Le gaz de schiste se heurte à une forte opposition des Français
Dans un sondage IFOP réalisé en exclusivité pour " Le Monde ", le " non " à l'hydrocarbure est majoritaire, du PS au FN en passant par l'UMP



Qui l'eût cru ? 84 % des Français ont " déjà entendu parler du gaz de schiste ", sujet pour le moins technique et industriel, et 44 % disent savoir " de quoi il s'agit ".C'est la première surprise du sondage " Les Français et le gaz de schiste ", réalisé fin août par l'IFOP, en exclusivité pour Le Monde.

" Ce résultat est en effet étonnant, explique Jérôme Fourquet, directeur du département Opinion de l'IFOP. Le gaz de schiste est un nouvel hydrocarbure, non exploité en France et qui ne concerne pas la vie quotidienne. Il ne s'agit pas du dernier iPhone d'Apple... Si ce sujet n'avait pas créé la polémique, nous ne serions certainement pas à de tels niveaux de connaissance. " Point important : les questions posées par la suite ne l'ont été qu'aux 44 % des interviewés qui se prévalent d'une relative maîtrise du sujet.

Dès lors, le verdict est sans appel : 74 % des interrogés sont opposés à l'exploitation de ces hydrocarbures non conventionnels.
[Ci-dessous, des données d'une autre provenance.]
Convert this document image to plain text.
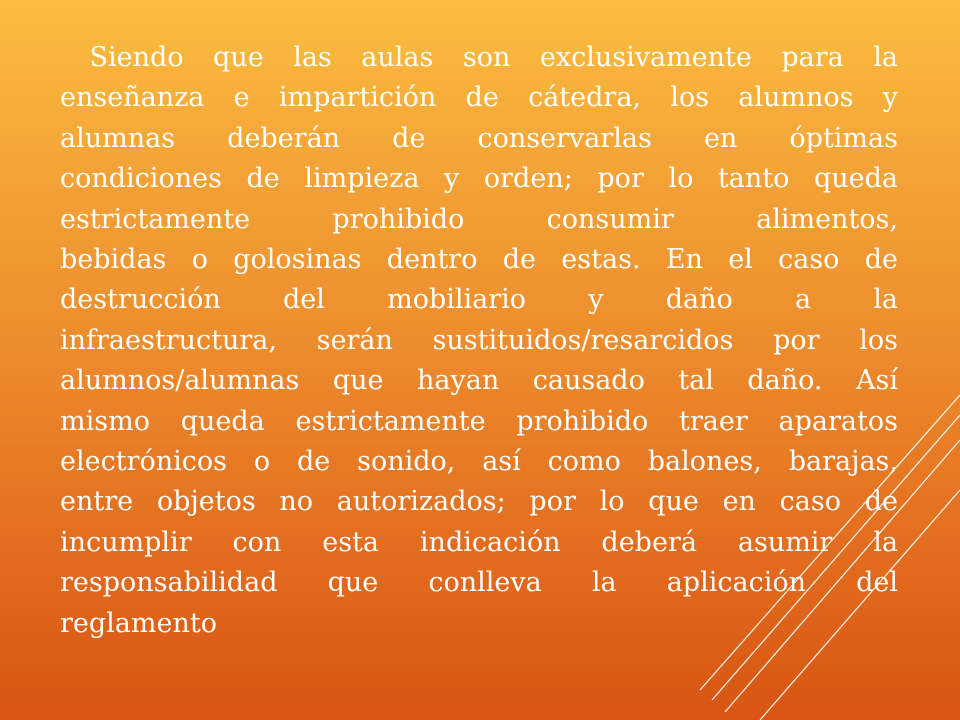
Siendo que las aulas son exclusivamente para la
enseñanza e impartición de cátedra, los alumnos y
alumnas deberán de conservarlas en óptimas
condiciones de limpieza y orden; por lo tanto queda
estrictamente prohibido consumir alimentos,
bebidas o golosinas dentro de estas. En el caso de
destrucción del mobiliario y daño a la
infraestructura, serán sustituidos/resarcidos por los
alumnos/alumnas que hayan causado tal daño. Así
mismo queda estrictamente prohibido traer aparatos
electrónicos o de sonido, así como balones, barajas,
entre objetos no autorizados; por lo que en caso de
incumplir con esta indicación deberá asumir la
responsabilidad que conlleva la aplicación del
reglamento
Sans surprise, ceux qui sont proches politiquement d'Europe Ecologie-Les Verts sont 97 % à ne pas vouloir du gaz de schiste en France. Mais même à droite - 55 % pour les sympathisants UMP et 71 % pour le FN -, c'est le " non " qui l'emporte.

Qu'est-ce qui justifie une telle mobilisation ? " Les aspects négatifs de l'exploitation du gaz de schiste prennent largement le pas sur ce qui pourrait apparaître comme un plus ", analyse M. Fourquet. Les sondés craignent en majorité les risques environnementaux réels ou présumés associés à leur extraction du sous-sol : " la consommation de très grandes quantités d'eau " (94 %) ; " la pollution des nappes phréatiques " (88 %). En clair, pour eux, l'exploitation du gaz de schiste est " une technique que l'on maîtrise mal " (86 %).
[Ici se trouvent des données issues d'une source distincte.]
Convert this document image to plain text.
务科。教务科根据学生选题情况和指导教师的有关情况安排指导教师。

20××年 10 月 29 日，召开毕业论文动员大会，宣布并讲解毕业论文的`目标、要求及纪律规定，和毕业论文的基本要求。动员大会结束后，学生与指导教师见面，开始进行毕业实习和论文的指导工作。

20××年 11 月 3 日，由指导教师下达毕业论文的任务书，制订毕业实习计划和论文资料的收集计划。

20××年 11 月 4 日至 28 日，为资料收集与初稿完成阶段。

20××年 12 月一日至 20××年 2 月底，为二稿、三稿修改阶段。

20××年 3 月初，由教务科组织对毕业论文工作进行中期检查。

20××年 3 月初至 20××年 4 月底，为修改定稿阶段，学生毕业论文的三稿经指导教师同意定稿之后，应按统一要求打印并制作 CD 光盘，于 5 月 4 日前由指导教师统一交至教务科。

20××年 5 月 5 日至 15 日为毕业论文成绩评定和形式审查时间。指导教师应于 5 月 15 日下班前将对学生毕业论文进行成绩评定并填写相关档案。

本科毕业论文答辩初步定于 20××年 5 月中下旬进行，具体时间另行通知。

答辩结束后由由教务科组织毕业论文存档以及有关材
Même si les scores sont plus balancés, les interrogés qui disent s'y connaître, ne pensent pas (52 %) que développer cet hydrocarbure permettrait " de faire baisser ou de limiter la hausse du prix du gaz payé par le consommateur français ", ou de " limiter sensiblement le recours à d'autres énergies comme le nucléaire en France ". Seuls points positifs mis en avant qui emportent l'adhésion : forer des puits " augmenterait l'indépendance énergétique de la France " (61 %) et serait prometteur en termes de créations d'emploi (56 %).

" Les doutes exprimés sur le lien entre l'exploitation du gaz de schiste et la baisse des prix de l'énergie montrent, comme dans d'autres sondages, les préjugés des Français sur les groupes miniers et électriques, relève M. Fourquet. Selon eux, ce sont les grandes entreprises qui tirent les ficelles, elles ne pensent qu'à engranger des profits et certainement pas à baisser les prix à la pompe ou les tarifs de l'électricité. "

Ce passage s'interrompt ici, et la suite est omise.